Thresholds would also narrow, not widen, the gap between riding associations and MPs themselves. This is an issue. MPs’ parliamentary roles and their partisan ones must remain separate or else incumbents would be tempted to treat their riding associations as their personal election machines. This is why riding associations should ensure that the incumbent MP is not a voting member of the riding executive, to ensure that the accountability function remains.
Local riding associations must remain vital and have enough power and autonomy in order to keep our democratic system functioning properly.
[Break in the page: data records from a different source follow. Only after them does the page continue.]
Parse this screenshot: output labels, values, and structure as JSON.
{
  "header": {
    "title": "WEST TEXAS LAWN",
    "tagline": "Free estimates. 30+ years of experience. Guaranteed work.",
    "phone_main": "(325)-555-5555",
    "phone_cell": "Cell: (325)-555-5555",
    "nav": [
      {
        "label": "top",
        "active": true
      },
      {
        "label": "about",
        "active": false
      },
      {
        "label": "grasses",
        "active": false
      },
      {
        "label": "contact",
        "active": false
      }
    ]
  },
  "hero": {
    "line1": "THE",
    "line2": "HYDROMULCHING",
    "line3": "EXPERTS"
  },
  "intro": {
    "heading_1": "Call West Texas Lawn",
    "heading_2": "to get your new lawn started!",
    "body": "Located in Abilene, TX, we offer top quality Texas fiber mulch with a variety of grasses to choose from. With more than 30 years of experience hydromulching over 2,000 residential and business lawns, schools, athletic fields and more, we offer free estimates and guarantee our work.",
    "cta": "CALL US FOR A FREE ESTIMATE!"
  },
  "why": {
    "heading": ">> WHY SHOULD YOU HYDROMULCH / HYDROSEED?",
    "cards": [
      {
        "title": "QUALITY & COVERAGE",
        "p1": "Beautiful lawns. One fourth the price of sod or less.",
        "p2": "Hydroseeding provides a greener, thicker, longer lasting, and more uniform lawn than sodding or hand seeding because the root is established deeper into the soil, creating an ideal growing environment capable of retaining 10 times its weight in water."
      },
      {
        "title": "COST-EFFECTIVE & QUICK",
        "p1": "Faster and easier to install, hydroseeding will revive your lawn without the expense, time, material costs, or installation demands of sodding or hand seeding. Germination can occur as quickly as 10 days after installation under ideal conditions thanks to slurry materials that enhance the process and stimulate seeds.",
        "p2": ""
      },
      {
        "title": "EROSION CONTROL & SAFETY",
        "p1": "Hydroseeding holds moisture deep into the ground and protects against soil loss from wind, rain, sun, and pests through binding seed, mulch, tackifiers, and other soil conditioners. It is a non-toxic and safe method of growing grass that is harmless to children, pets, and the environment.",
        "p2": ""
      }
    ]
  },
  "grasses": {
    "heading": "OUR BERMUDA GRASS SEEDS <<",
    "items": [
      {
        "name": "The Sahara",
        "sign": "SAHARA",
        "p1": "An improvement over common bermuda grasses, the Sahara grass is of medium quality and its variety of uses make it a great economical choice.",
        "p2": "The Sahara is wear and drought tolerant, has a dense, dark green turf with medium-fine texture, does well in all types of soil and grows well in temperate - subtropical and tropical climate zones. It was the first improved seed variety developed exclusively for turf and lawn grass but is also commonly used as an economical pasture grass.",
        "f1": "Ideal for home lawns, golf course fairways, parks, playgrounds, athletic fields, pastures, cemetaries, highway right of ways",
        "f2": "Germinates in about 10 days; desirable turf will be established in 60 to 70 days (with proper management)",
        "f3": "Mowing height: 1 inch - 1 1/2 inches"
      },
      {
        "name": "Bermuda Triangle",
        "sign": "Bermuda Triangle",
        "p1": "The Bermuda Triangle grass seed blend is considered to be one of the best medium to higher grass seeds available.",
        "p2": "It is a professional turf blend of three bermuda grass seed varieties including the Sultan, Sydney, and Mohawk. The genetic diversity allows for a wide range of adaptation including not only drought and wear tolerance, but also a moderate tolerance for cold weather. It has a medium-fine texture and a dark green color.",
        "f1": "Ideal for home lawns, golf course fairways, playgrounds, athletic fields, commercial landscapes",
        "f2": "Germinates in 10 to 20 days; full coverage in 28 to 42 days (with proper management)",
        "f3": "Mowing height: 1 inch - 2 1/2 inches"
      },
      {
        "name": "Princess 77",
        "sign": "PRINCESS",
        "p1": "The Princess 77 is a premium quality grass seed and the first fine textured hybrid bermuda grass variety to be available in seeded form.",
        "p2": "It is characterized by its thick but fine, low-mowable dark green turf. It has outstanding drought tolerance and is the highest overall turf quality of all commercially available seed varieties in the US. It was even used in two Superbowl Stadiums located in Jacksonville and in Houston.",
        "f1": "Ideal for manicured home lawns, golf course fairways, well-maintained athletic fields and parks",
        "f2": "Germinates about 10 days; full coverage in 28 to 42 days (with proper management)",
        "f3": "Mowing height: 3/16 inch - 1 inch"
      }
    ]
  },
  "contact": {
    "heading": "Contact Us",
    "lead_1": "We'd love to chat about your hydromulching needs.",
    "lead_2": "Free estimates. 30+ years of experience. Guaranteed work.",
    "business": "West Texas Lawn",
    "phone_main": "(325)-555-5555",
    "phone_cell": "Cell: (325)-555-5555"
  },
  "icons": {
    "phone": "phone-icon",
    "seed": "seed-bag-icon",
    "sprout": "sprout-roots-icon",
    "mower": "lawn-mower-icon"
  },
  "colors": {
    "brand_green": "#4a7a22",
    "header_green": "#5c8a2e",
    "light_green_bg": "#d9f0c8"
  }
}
If we surrender even more of their power to the leaders’ offices—an invariable consequence of protected nominations—then we’re choking off the system at its most fertile point, something that will have far more detrimental outcomes for our country than the inconvenience that a few incumbents may have when it comes to ensuring that they’ll be on the ballot again.
Dale Smith is a freelance journalist in the Parliamentary Press Gallery and author of The Unbroken Machine: Canada’s Democracy in Action.